Custom Channels is introducing its In-Store Open Media Platform as an answer to fragmented retail media stacks and closed ecosystems. The platform gives enterprise retailers and partners programmatic access to in-store audio, including music scheduling, zone control, ad insertion, proof-of-play reporting, and device management. By connecting existing CMS, DSP, or in-store digital signage platforms via API, retailers can extend licensed audio across any platform already in use, instead of replacing core systems. According to Custom Channels, the platform includes an open, vendor-neutral infrastructure that lets retailers build and own their own media networks while staying compatible with digital signage platforms, retail media technologies, and enterprise content management tools. Technology partners can even embed or white-label the platform, folding in-store media directly into their branded solutions. The emphasis on openness is designed to give retailers more control as their media strategies evolve beyond a single supplier.

Retailers Gain New Control Over In-Store Media Networks

Brightsign Control Plus Targets Enterprise-Scale Device Management

On the hardware and OS side, Brightsign is stepping up network device management with the new Brightsign Control Plus premium tier. Built as a paid, cloud-based layer on top of the existing Brightsign Control offering, it gives IT managers, integrators, and multi-site operators deeper visibility into distributed networks of Brightsign OS-powered players. From one central dashboard, teams can configure, monitor, update, and schedule actions across large fleets, a capability aimed squarely at large-scale signage control where downtime has direct business impact. The standard Brightsign Control, previously known as bsn.Control, remains free with every player and already supports hundreds of thousands of devices worldwide. Brightsign is also consolidating its software naming, aligning Brightsign Control, Brightsign Author, and Brightsign Author Plus into a clearer portfolio as software, services, and remote management become central to its value for enterprise deployments.

AI at the Edge and Built-In Players Raise the Stakes

Brightsign is pairing expanded control with smarter hardware, pushing AI to the edge through players equipped with a Neural Processing Unit. These devices can monitor content playback in real time, spotting issues such as incorrect aspect ratios or blank screens before they affect shoppers. This kind of automated diagnostics supports business-critical, in-store digital signage networks where human monitoring does not scale. At the same time, the Brightsign Built-In ecosystem is growing, with Sharp joining as a new partner and presenting a Sharp SDM player with Brightsign Built-In. Embedding the Brightsign OS and media player features into displays reduces reliance on external boxes while preserving centralized network device management via Brightsign Control Plus. As display manufacturers adopt built-in media capabilities, the line between screen and player blurs, but expectations for unified monitoring and control across mixed hardware environments continue to rise.

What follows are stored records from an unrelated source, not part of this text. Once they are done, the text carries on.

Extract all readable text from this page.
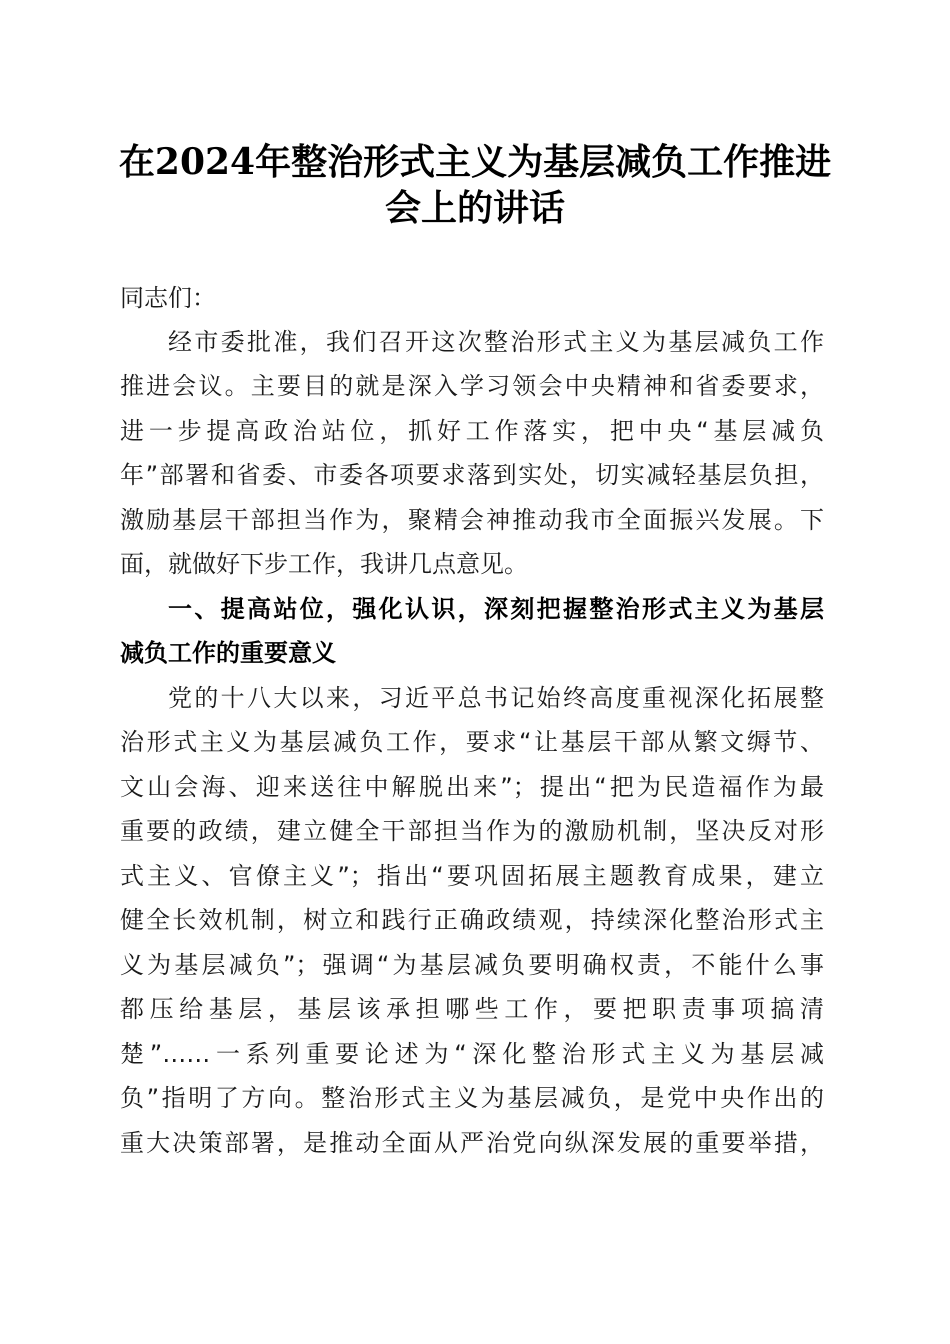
在2024年整治形式主义为基层减负工作推进
会上的讲话
同志们：
经市委批准，我们召开这次整治形式主义为基层减负工作
推进会议。主要目的就是深入学习领会中央精神和省委要求，
进一步提高政治站位，抓好工作落实，把中央“基层减负
年”部署和省委、市委各项要求落到实处，切实减轻基层负担，
激励基层干部担当作为，聚精会神推动我市全面振兴发展。下
面，就做好下步工作，我讲几点意见。
一、提高站位，强化认识，深刻把握整治形式主义为基层
减负工作的重要意义
党的十八大以来，习近平总书记始终高度重视深化拓展整
治形式主义为基层减负工作，要求“让基层干部从繁文缛节、
文山会海、迎来送往中解脱出来”；提出“把为民造福作为最
重要的政绩，建立健全干部担当作为的激励机制，坚决反对形
式主义、官僚主义”；指出“要巩固拓展主题教育成果，建立
健全长效机制，树立和践行正确政绩观，持续深化整治形式主
义为基层减负”；强调“为基层减负要明确权责，不能什么事
都压给基层，基层该承担哪些工作，要把职责事项搞清
楚”……一系列重要论述为“深化整治形式主义为基层减
负”指明了方向。整治形式主义为基层减负，是党中央作出的
重大决策部署，是推动全面从严治党向纵深发展的重要举措，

Fragmented Retail Media Tech Pushes Demand for Open Platforms

Taken together, these moves point to a common direction: retailers want control without lock-in. Custom Channels’ In-Store Open Media Platform aims to remove the need to choose a single ecosystem by integrating with existing CMS, DSP, digital signage, and on-site AV systems through APIs and an open framework. Brightsign, in contrast, is strengthening a vertically integrated stack that combines hardware, OS, AI diagnostics, and a tiered remote management platform. Both approaches respond to the same pressure: as in-store digital signage and audio become core retail media assets, retailers need dependable retail media platforms with strong network device management and clear ownership of data and workflows. New open media systems and premium control tiers are not just technical upgrades; they are an attempt to resolve years of fragmentation and give enterprises the power to design, operate, and evolve their own in-store media networks at scale.